Sunday, December 6, 2009

End of the World

Trying to walk to town from the lake with Ken. and Jes. All sorts of strange obstacles.

A bomb. People dismantling it. This town had been bombed in the past...like a kind of Hiroshima. You could see corners and hideaways where you knew the people must have ran. A little closet room that I knew had been occupied by an Asian teen...knew exactly how she would have come in and out through a side door, an entrance hidden from full view, to go about her teenage antics.

Still, always, trying to make it through the angular streets to downtown.

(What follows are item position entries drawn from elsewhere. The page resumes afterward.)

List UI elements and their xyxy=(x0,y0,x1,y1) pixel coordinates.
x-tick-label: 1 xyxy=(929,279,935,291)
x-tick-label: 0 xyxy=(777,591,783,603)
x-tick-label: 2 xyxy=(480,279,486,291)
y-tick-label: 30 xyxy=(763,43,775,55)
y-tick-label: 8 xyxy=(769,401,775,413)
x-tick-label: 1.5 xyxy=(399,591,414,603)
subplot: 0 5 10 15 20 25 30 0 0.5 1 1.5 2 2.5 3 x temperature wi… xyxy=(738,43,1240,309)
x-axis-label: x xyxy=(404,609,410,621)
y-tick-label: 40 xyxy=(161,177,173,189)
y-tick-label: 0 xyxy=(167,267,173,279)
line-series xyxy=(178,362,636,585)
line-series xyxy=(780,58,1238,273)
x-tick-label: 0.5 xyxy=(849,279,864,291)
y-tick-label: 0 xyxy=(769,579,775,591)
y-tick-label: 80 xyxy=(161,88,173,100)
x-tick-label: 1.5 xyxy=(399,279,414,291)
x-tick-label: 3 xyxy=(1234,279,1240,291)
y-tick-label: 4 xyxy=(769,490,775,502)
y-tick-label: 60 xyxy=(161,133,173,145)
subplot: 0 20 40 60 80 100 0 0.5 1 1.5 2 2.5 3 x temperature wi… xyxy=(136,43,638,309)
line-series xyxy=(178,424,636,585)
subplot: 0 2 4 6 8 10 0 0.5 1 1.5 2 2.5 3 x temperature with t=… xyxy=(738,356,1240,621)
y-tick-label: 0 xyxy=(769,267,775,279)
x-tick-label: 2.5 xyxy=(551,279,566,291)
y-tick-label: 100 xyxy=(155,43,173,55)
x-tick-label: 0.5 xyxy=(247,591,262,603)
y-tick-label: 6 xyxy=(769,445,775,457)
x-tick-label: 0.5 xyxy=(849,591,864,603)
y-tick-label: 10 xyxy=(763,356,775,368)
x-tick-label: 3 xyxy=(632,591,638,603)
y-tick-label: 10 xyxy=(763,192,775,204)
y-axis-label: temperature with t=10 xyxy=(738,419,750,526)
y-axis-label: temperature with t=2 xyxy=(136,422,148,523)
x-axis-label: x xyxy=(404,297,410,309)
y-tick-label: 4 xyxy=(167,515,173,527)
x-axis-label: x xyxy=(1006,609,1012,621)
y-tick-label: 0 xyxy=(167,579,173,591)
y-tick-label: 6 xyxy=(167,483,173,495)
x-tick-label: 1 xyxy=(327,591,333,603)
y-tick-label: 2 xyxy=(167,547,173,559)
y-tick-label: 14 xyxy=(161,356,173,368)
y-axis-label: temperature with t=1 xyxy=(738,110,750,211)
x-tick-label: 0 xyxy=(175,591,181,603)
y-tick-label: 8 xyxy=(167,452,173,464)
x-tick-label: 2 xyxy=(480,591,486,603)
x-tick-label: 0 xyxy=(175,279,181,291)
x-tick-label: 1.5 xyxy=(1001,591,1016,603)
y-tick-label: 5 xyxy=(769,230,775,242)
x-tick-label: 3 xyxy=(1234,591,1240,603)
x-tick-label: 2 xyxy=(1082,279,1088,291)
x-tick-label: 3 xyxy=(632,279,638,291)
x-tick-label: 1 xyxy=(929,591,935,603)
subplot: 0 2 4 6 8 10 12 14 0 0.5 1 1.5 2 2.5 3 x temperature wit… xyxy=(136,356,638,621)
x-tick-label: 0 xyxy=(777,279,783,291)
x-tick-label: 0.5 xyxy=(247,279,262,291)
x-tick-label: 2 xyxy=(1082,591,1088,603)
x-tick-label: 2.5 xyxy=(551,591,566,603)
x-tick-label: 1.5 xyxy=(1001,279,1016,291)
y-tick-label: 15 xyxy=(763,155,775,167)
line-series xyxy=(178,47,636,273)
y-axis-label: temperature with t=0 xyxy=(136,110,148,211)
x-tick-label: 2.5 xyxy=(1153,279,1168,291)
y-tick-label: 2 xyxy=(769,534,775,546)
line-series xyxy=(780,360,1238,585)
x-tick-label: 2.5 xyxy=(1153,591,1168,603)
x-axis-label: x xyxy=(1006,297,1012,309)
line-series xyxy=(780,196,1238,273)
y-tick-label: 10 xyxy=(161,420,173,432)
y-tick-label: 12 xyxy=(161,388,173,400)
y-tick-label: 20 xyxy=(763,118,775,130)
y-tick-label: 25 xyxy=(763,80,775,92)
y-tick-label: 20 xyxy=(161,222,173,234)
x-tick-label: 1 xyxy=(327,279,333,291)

Then, a military group working near a warehouse open a sliding panel to an underground storage facility that had not know was there. A full size military ship is stored there and it has been sabotaged with a bomb. Confusion. Chaos. People running away fast from the ship. I realize it must be too close to going off to try to disarm it. I'm standing next to someone I know...Ken. M? A baby carriage careens towards me, someone has pushed it away in a desperate attempt to save the child from the impending blast. The carriage is black. I grab it and take care of it. I start to run. I lose track of the friend I was with. My own child is in the closet room of the Asian girl, but he's a baby and swaddled under blankets. I am running towards the room and him.

At one point, I stop. I hesitate, turn, and look back. People still scattering as fast as they can. The futility of it comes over me. Oddly, I am not afraid. I'm thinking perhaps it is time to just kneel down and prepare for onslaught. The running will do no good. I am wishing everyone would stop running so that we might, at least, have the comfort of one another when the end sweeps over us. That thought reminds me of my child in the closet room. Yes, must get to him...must be with him when the end comes. I begin running with the carriage again. The explosion takes place behind me. The world is suddenly thick with swirling black ash, big like pieces of burned paper...it fills the air...it gags you....it wants into your lungs, to smother you. I do not stop running. Part of me knows that there is little chance that my child could still be alive and that I will be too late to die with him.

I make it to the closet, swing the door closed and am relieved by the sudden freedom from the ash. Curious, I open the side door into that hidden back yard and the air is clear there. It's freshness rushes into the room, pushes out the burnt air.